All of a sudden, he didn't look so angry anymore.

It felt like what I said made him realize what he was doing. And so, his expression disappeared, and I couldn't see what he was thinking anymore. The grab in my jaw loosened, and his hand dropped towards the floor.

Now, it was just him and me, staring directly at each other. Now, nothing else existed, or mattered. That's what he does to me. He makes me feel like there's nothing in this world that can bring me happiness if he's not the center of it.

Then, for a moment, I started seeing his hesitation again. The one he had the first time we kissed. He wants to get closer, but he doesn't. He backs down, and then starts to get closer again.
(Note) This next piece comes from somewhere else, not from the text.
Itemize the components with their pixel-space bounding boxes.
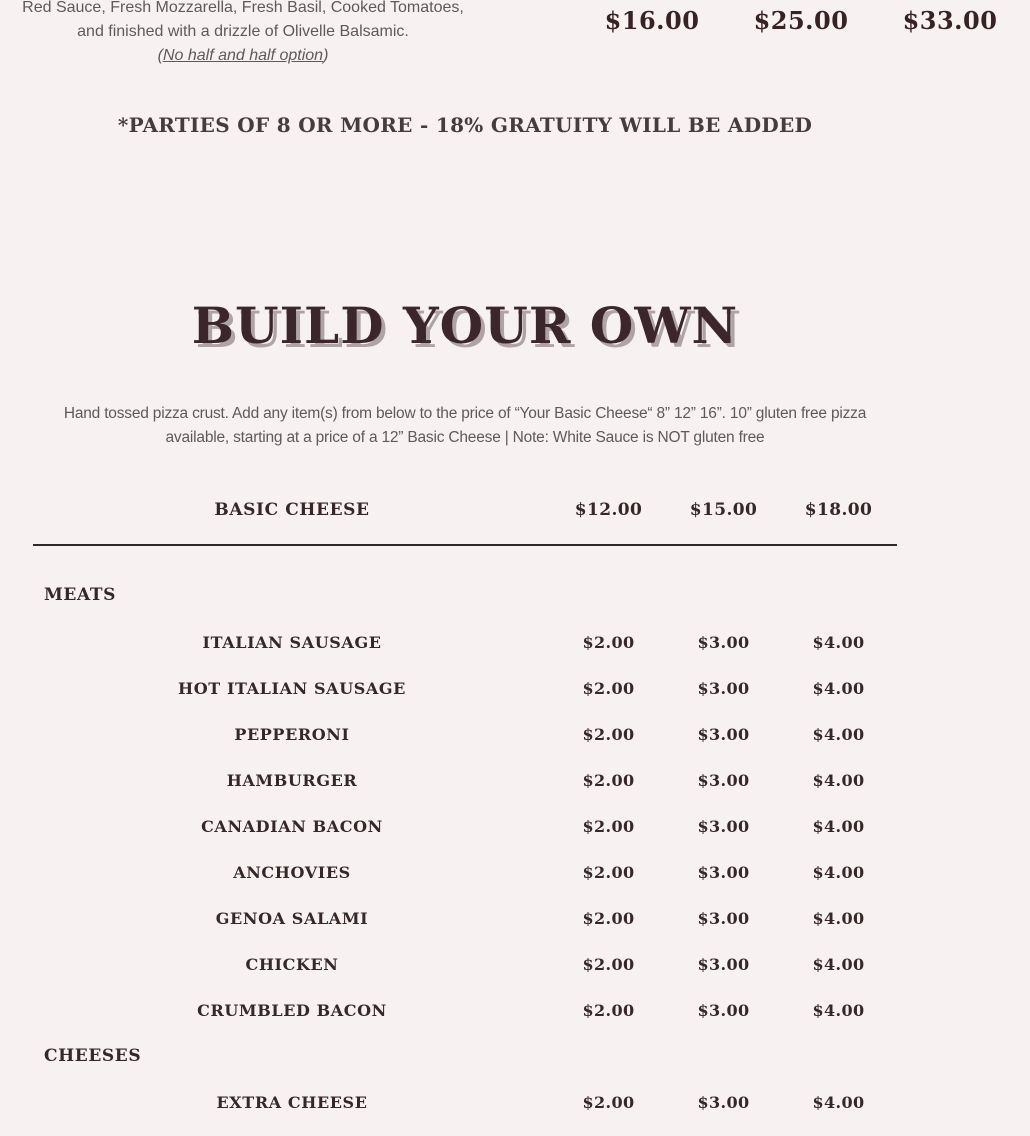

Like he's debating in his mind if there's even a point in trying.

I loved that. Not because I would feel like I had some sort of power over him. I loved that, because it meant something inside of him desired me, or at least desired to kiss me.

And that same desire that would glow in his eyes, would just do things to me that I, myself, can't even comprehend. 


...Then it stopped. His hesitation. And he just looked at me, empty, and I got scared. 


I wasn't scared of him, or what he would do to me, like other times. This time, I was scared because I didn't see no desire anymore. It was gone. No longer. Poof. Disappeared.

And then, a painful and scary thought invade my mind. If he didn't desire me anymore, would I disappear out of his life like that too? Gone? No longer? Poof?

He had already said he could kick me out, so it's not like he did had THAT desire like I did. They seemed two completely different things.

So, I thought: If I kiss him, would his desire appear again? Would his eyes tell me everything I need to know? 


There was only one way to find out. 


I grabbed him by the neck and pulled him towards me. The first thing we did was let our lips touch, but it soon became a war. Our tongues battling against each other, and our breathing deciding who would be the winner?

It was so heated, and painful, but tender, and delicious. His hands grabbed my ass quickly, and I surrounded my leg around his waist, while feeling myself being pushed even deeper against the wall. My right hand traveled on its own directly to his crotch without neither hesitation, nor shame. He didn't need to say anything or make any sound. He still hissed, and I loved it, but the whole idea of his boner growing with each singular touch of mine, let me know what I needed to know. That he loved it too.

My left hand quickly found their rightful place in his neck when his tongue started moving from my mouth to my left mastoid area. He knew I just adored it there. It drives me crazy. I was soon a moaning disaster.

Out of nowhere, he backed up, taking me out of my zone. 


- You stink. – He spit, and I felt disgusted with myself.

- Sorry...I...haven't showered. – I replied, embarrassed. – I'm all s-sweaty, and I forgot to put on deo-

- No. Not like that. You stink. Of him. – He interrupted me.

- Huh?


That's all I could managed to reply before I was dragged from my room towards the bathroom.

His grasp around my wrist, and our clothes still on, he pulled the curtain, and turned on the shower with us inside.

Our clothes and shoes soon started to get wet, but I didn't even have a chance of complaining, because soon he was kissing me again, and taking out both our shirts after being already drained in water.

He threw out my white shirt and his turtleneck sweater on the floor, and pulled down both our pants just enough, so we could start touching each other. 



And I soon felt like I was in heaven.